Lydia rocked back on her heels, wiping her hands on the skirt of her scarlet dress. She spat to the garden, "Don't be so dramatic." 

Dead things cannot reply. 

This was the result of a not-typical psychic transforming vibrations from hand-painted cards into something tangible: 

First, the stars whispered.

Stars had only ever whispered twice to each other in the history of the world; both times were during an era of cataclysm. Disaster had unfolded slowly during these two tragedies, like music on the steady rise of a crescendo or a flower as it unfurls into full bloom. During these cataclysms, oily shadows claimed the sky, so that night was everlasting and suffocating. The blood of pointless wars had painted the ground red, and flares from a too-close sun scorched every mountain black.

But not even blood-soaked grounds or a blazing sun compared to this.

On the night of the third cataclysm in world history, the electrical current of magic flipped inside out and shattered to pieces.

The stars watched as the shattered current ate people alive.

I smell catastrophe.

And then every star convulsed as eleven beasts revealed themselves to the world.

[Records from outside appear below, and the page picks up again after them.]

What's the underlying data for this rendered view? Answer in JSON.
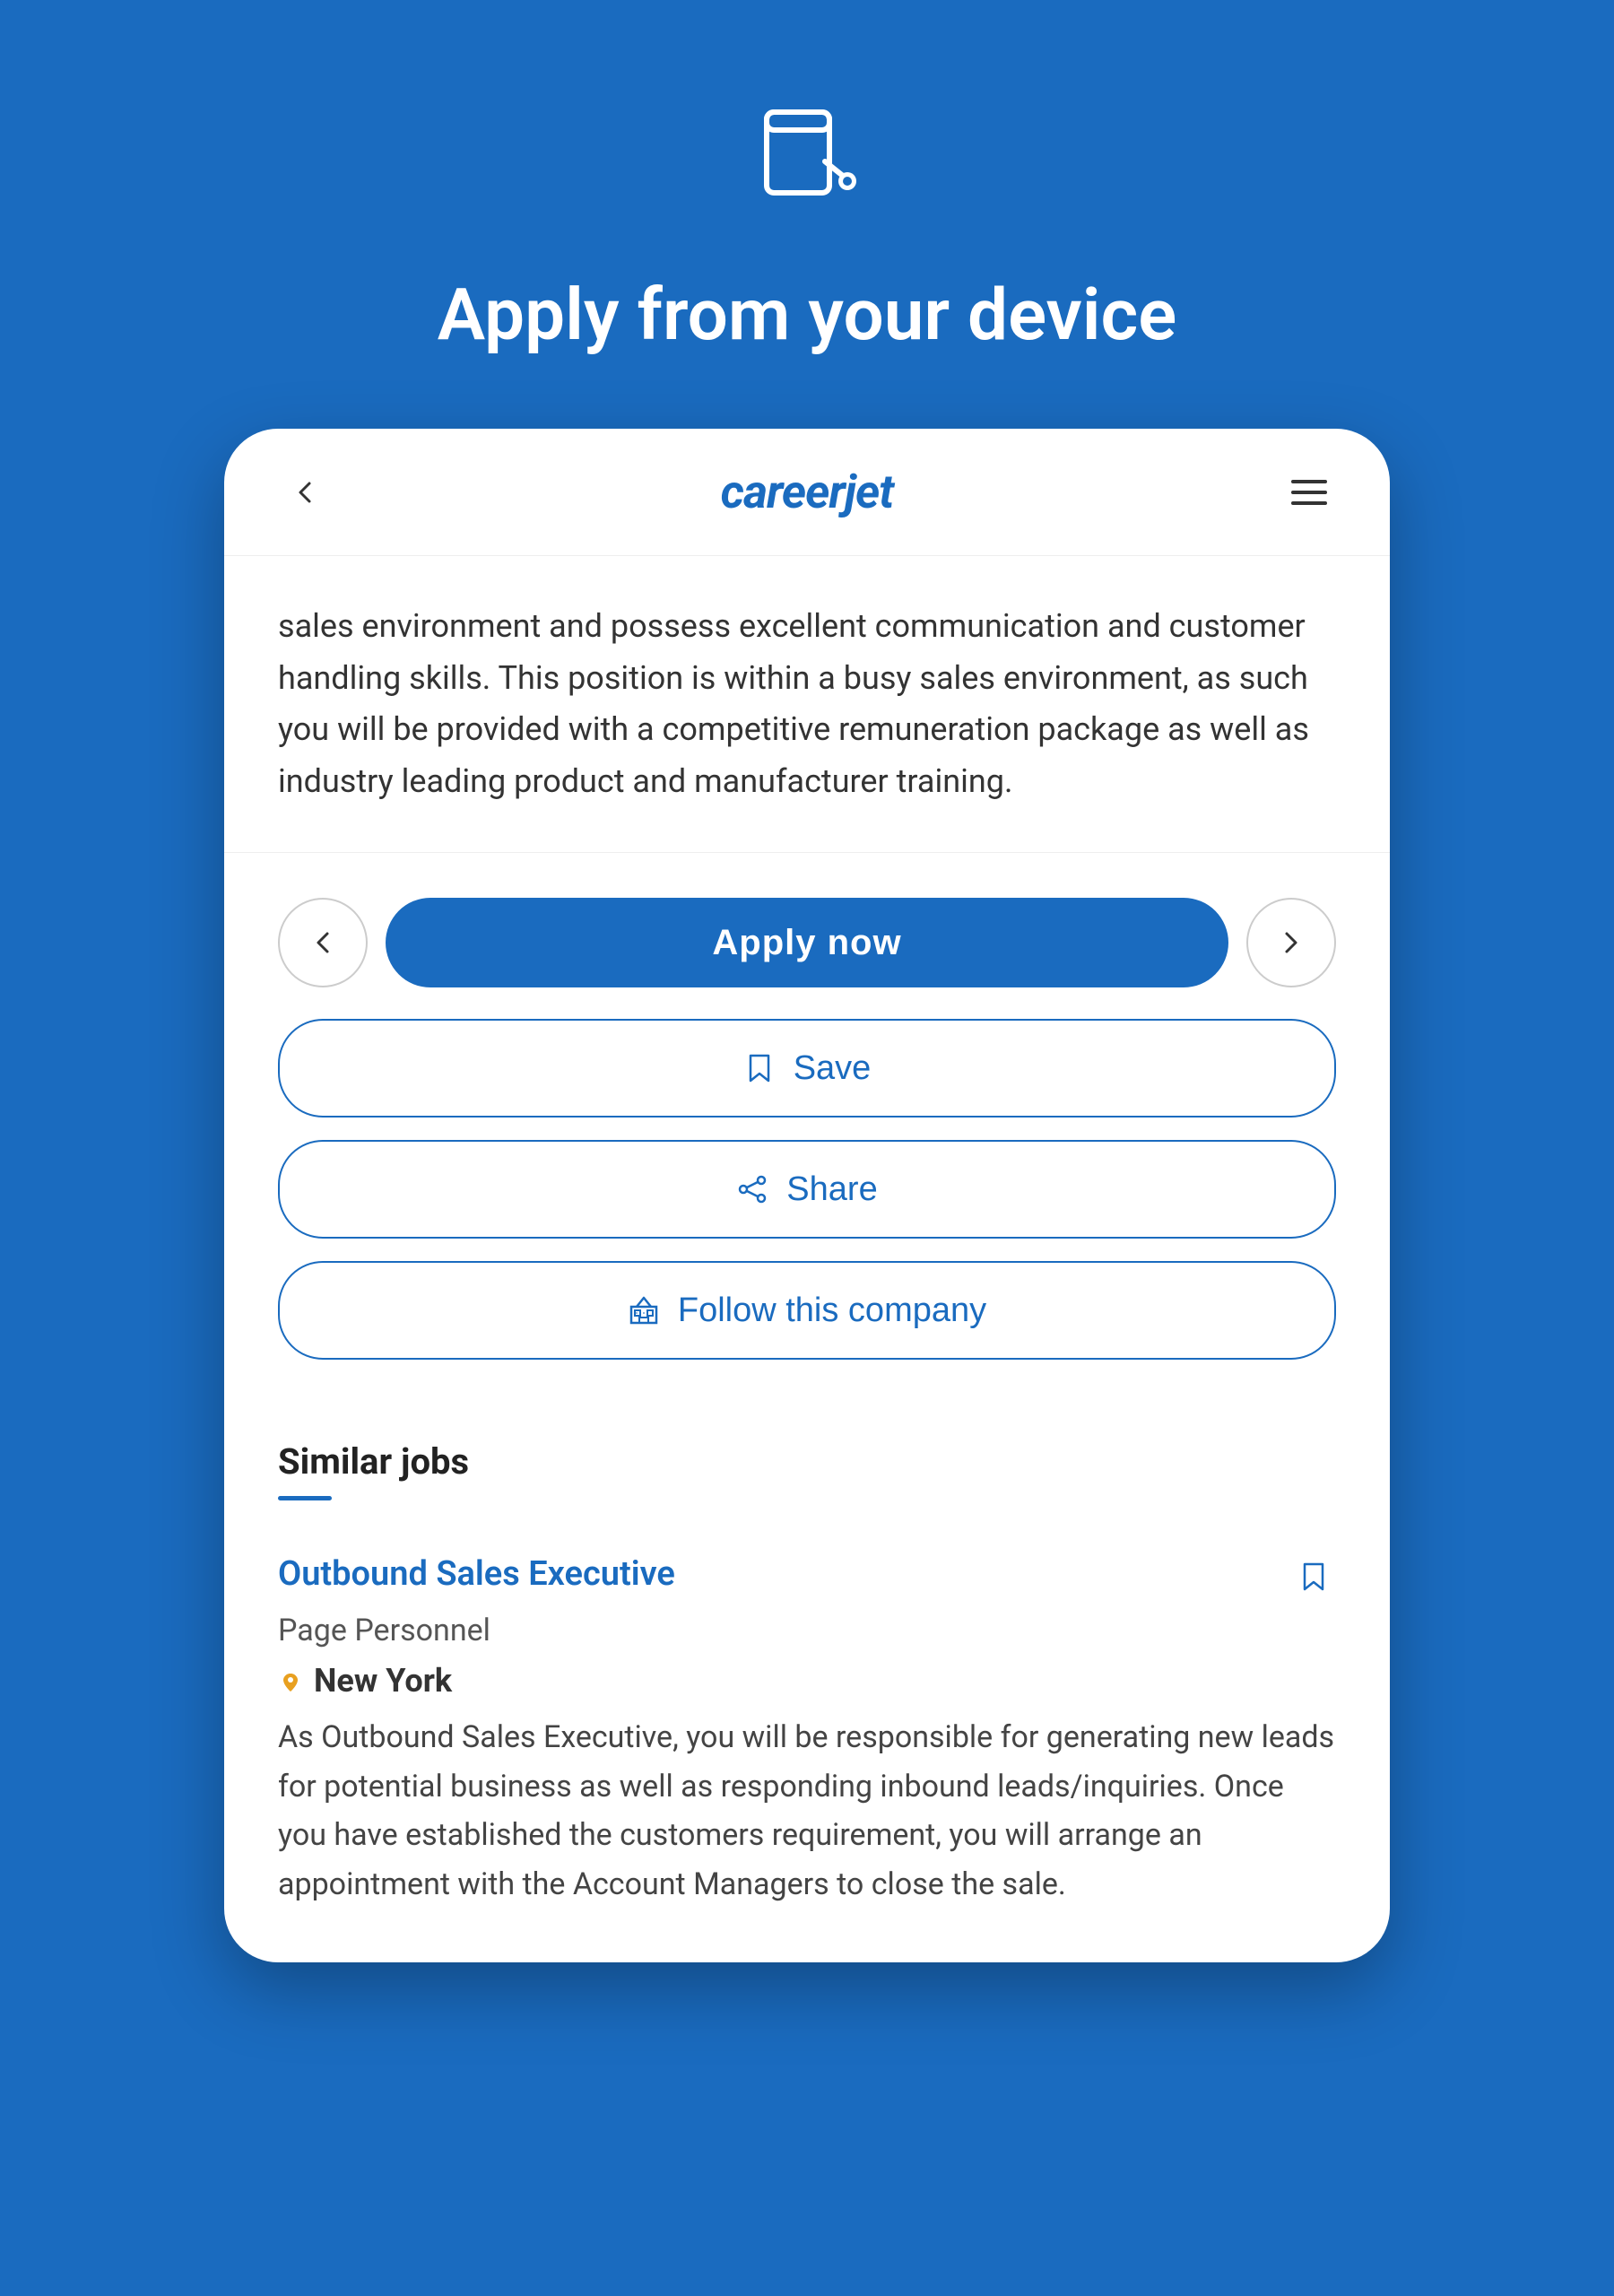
{
  "page": {
    "background_color": "#1a6bbf",
    "title": "Apply from your device"
  },
  "header": {
    "logo_text": "careerjet",
    "back_label": "‹",
    "menu_label": "☰"
  },
  "job_description_snippet": "sales environment and possess excellent communication and customer handling skills. This position is within a busy sales environment, as such you will be provided with a competitive remuneration package as well as industry leading product and manufacturer training.",
  "buttons": {
    "prev_label": "‹",
    "next_label": "›",
    "apply_label": "Apply now",
    "save_label": "Save",
    "share_label": "Share",
    "follow_label": "Follow this company"
  },
  "similar_jobs": {
    "section_title": "Similar jobs",
    "items": [
      {
        "title": "Outbound Sales Executive",
        "company": "Page Personnel",
        "location": "New York",
        "description": "As Outbound Sales Executive, you will be responsible for generating new leads for potential business as well as responding inbound leads/inquiries. Once you have established the customers requirement, you will arrange an appointment with the Account Managers to close the sale."
      }
    ]
  }
}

Three beasts fell from the sky, everything about them a black-purple blur of wings, legs, and tongues. When they crashed to the ground, cities crumbled. There were bloody streaks in the sky; they looked like red cirrus clouds, and the stars screamed when they realized the beasts had ripped the sky open. The sky was bleeding.

I smell catastrophe.

Four more beasts clawed up from the ground of the continents of the Shifter World. In their wake, earthquakes groaned. Landslides roared. Entire forests heaved and collapsed. Honey seeped through the earth, gold and sweet as it choked every bit of greenery that grew within a fifty-mile radius of where the beasts had unearthed themselves.

The stars began to shake. Their whispers turned to raw, broken protests. This was wrong and wrong and wrong—

The last four beasts rose from lilac-colored oceans. Silver rivulets shivered down antlers and long satin necks. They were prettier than the other monsters...they were also the angriest. Salt piled up along the coastlines, and the fish drowned in the shallows.

I smell catastrophe.

The beasts began their killing spree, and the stars could only watch and whisper, watch and whisper.